Conservation of complexity

14 May 2020
14 May 2020
West Lafayette, IN
3 mins

I want to share and expand on a blog post I read this week by Fred Hebert on software complexity – “Complexity has to live somewhere”. I think it embodies the main philosophy I carry through the design of my side projects and libraries like Torus.

Complex problems require complex solutions

The leading idea of the blog is that if a system is modeling a problem that is inherently complex, that complexity needs to live somewhere – we cannot simply eliminate complexity in the problem domain with good engineering; instead, good engineering isolates complexity to the parts of a system where that complexity is easiest for the team to manage over time.

In other words, complexity is conserved. A complex problem will have a complex solution. Fred’s blog discusses this at length, so I won’t belabor this point. Here, it’s enough to note that real world problems have no shortage of exceptions, edge cases, and situational differences that the software that models it has to know about.

A classic case of this conservation of complexity is software internationalization. Human language is complicated and littered with exceptions, like corner cases for pluralizing nouns and for conjugating verbs to match pronouns. That complexity about human language has to live somewhere – either in the translator’s mind, in the software handling translation, or in some library buried deep underneath the technical stack that everyone depends on.
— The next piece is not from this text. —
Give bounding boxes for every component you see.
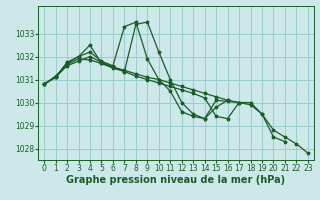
X-axis label: Graphe pression niveau de la mer (hPa): Graphe pression niveau de la mer (hPa) <box>67 175 285 185</box>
Good engineering, then, isolates and marshals complexity inherited from the problem to the parts of a system where it’s easiest to manage. But more than simply the ease of managing complexity now, I think we should optimize for encoding problem complexity in places that are easiest to change and adapt as the real world changes around us, and as our requirements change.

Where might that be?

Complex interfaces > complex components

I think we should try to push the conserved complexity from our problems towards the interfaces between our software components, rather than try to contain and abstract it away into idealized reusable parts.

Software is stacks of abstraction layers, and we task each layer or component in our software design with encoding away a small bit of domain-specific knowledge in the underlying problem.
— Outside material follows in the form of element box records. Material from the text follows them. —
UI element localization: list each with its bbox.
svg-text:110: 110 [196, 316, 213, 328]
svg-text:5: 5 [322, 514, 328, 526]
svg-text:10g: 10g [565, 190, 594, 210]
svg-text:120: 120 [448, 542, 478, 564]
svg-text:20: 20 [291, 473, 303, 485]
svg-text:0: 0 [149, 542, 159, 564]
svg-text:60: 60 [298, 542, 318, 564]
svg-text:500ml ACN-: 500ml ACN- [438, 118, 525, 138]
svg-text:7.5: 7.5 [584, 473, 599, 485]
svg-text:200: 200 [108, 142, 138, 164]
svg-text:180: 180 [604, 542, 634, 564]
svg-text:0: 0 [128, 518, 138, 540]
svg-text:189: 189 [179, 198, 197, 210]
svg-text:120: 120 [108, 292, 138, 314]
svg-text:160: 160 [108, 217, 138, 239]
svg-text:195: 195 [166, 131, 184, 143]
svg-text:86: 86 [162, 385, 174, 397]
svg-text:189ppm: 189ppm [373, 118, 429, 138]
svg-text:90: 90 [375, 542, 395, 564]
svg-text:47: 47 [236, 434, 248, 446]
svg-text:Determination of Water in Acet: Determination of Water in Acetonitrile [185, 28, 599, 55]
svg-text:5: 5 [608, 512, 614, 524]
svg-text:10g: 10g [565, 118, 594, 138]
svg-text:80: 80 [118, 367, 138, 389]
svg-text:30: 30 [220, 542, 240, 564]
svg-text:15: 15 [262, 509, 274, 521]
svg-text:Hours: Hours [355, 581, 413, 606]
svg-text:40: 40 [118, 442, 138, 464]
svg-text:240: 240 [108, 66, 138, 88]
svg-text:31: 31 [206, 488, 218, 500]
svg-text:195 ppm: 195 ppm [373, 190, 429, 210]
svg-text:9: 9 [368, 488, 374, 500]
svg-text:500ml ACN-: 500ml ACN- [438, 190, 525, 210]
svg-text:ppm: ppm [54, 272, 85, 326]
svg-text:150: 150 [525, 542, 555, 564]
Sometimes, I think we get carried away in this way of thinking and try to hide or ignore complexity in pursuit of ever more elegant or minimal interfaces for our components.
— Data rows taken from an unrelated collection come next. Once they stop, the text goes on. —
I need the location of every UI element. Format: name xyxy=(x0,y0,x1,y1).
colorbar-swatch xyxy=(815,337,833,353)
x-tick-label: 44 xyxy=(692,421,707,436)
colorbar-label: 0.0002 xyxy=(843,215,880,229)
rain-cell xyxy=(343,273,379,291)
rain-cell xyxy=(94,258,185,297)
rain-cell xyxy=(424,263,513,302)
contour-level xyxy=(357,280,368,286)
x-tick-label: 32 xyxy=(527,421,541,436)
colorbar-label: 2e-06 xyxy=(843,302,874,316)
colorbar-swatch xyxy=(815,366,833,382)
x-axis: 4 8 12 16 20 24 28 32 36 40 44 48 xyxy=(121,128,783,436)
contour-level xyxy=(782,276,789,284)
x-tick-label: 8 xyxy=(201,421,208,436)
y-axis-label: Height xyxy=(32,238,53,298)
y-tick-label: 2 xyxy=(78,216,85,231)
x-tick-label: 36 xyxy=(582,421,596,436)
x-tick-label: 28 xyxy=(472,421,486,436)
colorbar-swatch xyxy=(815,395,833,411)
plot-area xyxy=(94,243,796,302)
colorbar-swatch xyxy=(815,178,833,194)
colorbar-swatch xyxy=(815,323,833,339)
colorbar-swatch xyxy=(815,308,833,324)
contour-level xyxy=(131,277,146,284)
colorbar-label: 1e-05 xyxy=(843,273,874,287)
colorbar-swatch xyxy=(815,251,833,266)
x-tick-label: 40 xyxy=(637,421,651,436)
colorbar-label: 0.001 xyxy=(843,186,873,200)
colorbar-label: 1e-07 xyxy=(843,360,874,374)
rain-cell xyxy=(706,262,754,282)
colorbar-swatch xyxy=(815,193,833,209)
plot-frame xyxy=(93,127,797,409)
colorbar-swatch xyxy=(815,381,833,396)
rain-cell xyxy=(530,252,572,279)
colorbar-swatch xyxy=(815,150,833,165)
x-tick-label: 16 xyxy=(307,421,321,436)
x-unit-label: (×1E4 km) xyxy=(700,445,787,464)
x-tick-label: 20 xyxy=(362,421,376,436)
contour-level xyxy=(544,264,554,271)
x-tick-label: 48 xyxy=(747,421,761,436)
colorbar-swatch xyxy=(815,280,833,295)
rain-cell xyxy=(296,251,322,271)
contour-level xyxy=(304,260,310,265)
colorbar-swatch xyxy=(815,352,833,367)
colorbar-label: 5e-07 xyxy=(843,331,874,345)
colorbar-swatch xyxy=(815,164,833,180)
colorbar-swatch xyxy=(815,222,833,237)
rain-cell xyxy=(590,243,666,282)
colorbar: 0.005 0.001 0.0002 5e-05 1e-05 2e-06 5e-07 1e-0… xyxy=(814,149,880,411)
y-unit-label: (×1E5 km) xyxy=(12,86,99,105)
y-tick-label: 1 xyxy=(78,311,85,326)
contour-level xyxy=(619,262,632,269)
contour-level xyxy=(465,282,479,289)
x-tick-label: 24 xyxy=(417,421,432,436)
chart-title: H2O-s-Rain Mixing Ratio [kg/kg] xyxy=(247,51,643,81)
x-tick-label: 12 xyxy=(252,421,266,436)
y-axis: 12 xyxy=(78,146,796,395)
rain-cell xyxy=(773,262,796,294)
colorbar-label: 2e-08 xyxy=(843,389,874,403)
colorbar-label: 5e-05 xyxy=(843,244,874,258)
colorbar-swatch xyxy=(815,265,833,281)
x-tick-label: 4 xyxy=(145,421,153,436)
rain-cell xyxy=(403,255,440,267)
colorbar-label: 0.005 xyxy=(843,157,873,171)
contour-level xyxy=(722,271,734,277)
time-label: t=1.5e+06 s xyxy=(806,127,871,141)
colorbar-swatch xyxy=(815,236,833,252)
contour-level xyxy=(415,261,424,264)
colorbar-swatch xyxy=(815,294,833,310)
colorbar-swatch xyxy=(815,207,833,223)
Fred’s blog takes a build system as a case study: the simpler and more elegant the interface for expressing build constraints, the more susceptible that layer of the stack is to weird edge cases that engineers need to work around. Conversely, if the system has no constraints and an infinitely flexible API, you might as well simply have a library of useful functions, and little else that’s helpful.

I think the best solution in times like these is to take care that the complexity “leaks out” through the interfaces of software components in the right ways. Complexity always leaks out, if not through well-defined interfaces, then through users’ workarounds and edge cases and error checks. So I think it’s best to take control of how they manifest in our design.

Let’s not shy away from complex interfaces, if the problem we’re solving is itself complex. The best software interfaces aren’t as simple or elegant as possible. The best interfaces accurately reflect the complexity of the problem, while hiding away unnecessary detail.